A report published last month by the government and the United Nations put the unemployment rate at 27 percent. But many experts here say the actual number is probably closer to 50 percent or more because the survey was not conducted in some of the least stable parts of the country and because many Iraqis work unreliable part-time jobs.

The Labor Ministry has registered 656,437 unemployed people across Iraq's 18 provinces -- including more than 110,000 in Baghdad alone -- but even ministry officials acknowledge that the actual number is probably several times as large. In an April poll conducted by the International Republican Institute, a U.S.-funded nonprofit organization, Iraqis ranked unemployment the country's second most pressing problem, behind security.

And the situation will likely get worse before it gets better, the government says. Prime Minister Ibrahim Jafari recently announced plans to scale back Iraq's bloated public sector, which employs as many as half of Iraq's 6.5 million workers.

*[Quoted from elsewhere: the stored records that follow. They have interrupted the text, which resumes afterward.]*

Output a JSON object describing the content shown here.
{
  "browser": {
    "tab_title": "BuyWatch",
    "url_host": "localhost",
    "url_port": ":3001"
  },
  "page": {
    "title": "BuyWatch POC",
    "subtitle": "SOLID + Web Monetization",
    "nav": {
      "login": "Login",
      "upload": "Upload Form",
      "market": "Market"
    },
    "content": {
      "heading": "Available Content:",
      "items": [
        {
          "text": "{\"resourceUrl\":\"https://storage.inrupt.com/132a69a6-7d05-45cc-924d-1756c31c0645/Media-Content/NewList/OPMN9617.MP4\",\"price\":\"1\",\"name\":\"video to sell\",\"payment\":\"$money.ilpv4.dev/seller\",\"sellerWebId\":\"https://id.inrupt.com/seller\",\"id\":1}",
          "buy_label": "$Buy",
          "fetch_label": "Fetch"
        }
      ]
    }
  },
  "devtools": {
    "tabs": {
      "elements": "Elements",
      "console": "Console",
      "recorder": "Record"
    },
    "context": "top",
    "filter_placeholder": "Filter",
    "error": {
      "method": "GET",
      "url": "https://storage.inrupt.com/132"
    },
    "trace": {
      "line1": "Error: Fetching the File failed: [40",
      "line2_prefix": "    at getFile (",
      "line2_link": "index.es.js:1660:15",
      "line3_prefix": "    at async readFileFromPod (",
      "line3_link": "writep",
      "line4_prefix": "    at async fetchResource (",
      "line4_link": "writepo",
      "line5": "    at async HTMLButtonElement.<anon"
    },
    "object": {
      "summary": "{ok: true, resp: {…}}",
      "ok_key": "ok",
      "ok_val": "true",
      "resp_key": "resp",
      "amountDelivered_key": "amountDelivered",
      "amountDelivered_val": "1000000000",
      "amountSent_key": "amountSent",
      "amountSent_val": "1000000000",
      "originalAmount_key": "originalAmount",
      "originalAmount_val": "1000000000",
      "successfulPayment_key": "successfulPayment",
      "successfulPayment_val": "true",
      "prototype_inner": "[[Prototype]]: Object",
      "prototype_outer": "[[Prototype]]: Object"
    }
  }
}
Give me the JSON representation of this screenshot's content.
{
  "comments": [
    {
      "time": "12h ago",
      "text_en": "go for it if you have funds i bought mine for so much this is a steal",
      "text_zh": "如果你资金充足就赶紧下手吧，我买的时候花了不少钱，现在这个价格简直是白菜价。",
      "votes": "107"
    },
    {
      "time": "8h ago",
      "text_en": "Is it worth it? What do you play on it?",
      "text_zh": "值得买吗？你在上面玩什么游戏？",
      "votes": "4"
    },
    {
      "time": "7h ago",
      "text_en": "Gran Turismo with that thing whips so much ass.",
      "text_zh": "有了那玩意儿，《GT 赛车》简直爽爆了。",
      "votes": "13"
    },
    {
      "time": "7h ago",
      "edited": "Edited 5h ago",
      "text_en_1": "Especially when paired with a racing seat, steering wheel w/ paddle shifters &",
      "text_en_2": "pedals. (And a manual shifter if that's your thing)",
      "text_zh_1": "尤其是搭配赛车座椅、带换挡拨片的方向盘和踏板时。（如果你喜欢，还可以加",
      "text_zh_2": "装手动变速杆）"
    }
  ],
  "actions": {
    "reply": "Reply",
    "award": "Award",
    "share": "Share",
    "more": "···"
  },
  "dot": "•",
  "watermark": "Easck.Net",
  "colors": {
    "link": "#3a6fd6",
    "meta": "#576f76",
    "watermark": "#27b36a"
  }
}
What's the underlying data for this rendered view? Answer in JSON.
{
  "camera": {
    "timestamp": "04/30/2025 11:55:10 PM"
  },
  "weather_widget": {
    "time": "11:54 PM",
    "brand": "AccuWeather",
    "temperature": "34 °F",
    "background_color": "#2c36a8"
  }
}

In Saddam Hussein's tightly controlled economy, salaries for government workers were often paltry, but the government provided work for almost anyone who needed it. Since the invasion, salaries for many public sector workers have risen, but the new government has said it is no longer practical to employ so many people.

Meanwhile, more than 150,000 Iraqis were employed on a permanent or temporary basis on U.S.-funded reconstruction projects as of June 1, according to State Department figures.

"It's things like trash cleanup, surface removal, road rehabilitation -- the kinds of jobs that maximize employment," said a U.S. reconstruction official, speaking on condition of anonymity. "If you have a choice between a backhoe and 20 guys with shovels, you use the 20 guys even if it takes longer."

In the past two months, the Iraqi government and the U.S. Agency for International Development have launched new efforts to combat unemployment through a network of training and recruitment centers in such cities as Basra, Mosul and Baghdad.